In jedem Fall waren Hühner beruhigend. Sie waren weder romantisch noch wild oder freiheitsliebend wie seine geliebten Sumpfvögel, aber sie hatten so eine tröstliche Vertrautheit, und Trost war etwas, das Anthony an diesem Nachmittag nach einer unangenehmen Unterhaltung mit Rachel beim Mittagessen suchte. Eigentlich war es nur Mittagessen zeit und kein Mittagessen gewesen, denn obwohl Rachel einen ihrer köstlichen Salate mit Sprossen und Kapuzinerkresseblüten zubereitet hatte, war Anthony durch die Auseinandersetzung der Appetit darauf vergangen, und Rachels Essen zu verschmähen hatte natürlich alles nur noch schlimmer gemacht.
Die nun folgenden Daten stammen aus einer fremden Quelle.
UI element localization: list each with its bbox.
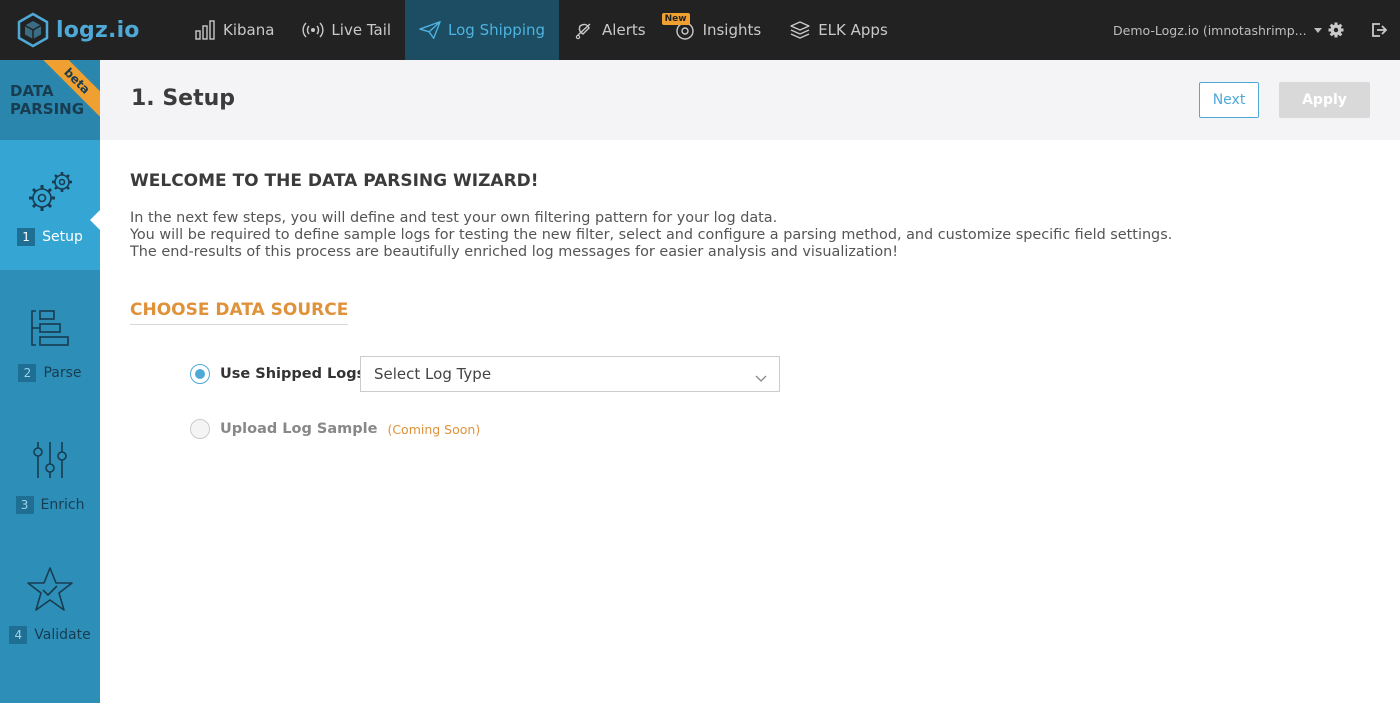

Angefangen hatte es damit, dass Anthony für Charlotte Partei ergriffen hatte. Rachel war empört darüber gewesen, dass ein Wochenende in Suffolk dahin war und sie stattdessen für ein amateurhaft gekochtes Mittagessen in einer beengten Wohnung die anstrengende, unerwünschte und völlig unnötige Fahrt nach London auf sich nehmen mussten, wo dann auch noch die trendig heruntergekommene Gegend bewundert werden sollte, in der zu leben sich Luke und Charlotte unbegreiflicherweise entschlossen hatten. Anthony hatte dazu nur sanft bemerkt: »Ich finde, wir sollten hinfahren.«
»Was?«
»Ich finde, wir sollten begeistert annehmen und mit Freude hinfahren.«
»Du bist verrückt …«
»Nein«, sagte Anthony. Er betrachtete den Salat, der dekorativ und farbenfroh in einer Keramikschüssel vor ihm stand, und sah sich plötzlich außerstande, ihn zu essen. »Sie möchten vor uns ein bisschen angeben mit der Wohnung, sie wollen uns zeigen …«
»Ich hab die Wohnung gesehen«, unterbrach Rachel ihn ungehalten. »Ich hab sie gesehen, gleich nachdem Luke sie gefunden hatte …«
»… wo sie jetzt leben, ihr erstes gemeinsames Zuhause als Ehepaar, und sie möchten damit angeben.«
Rachel erwiderte nichts. Sie holte ein afrikanisches Salatbesteck aus schwarzem Holz aus einer Schublade und knallte es vor Anthony auf den Tisch.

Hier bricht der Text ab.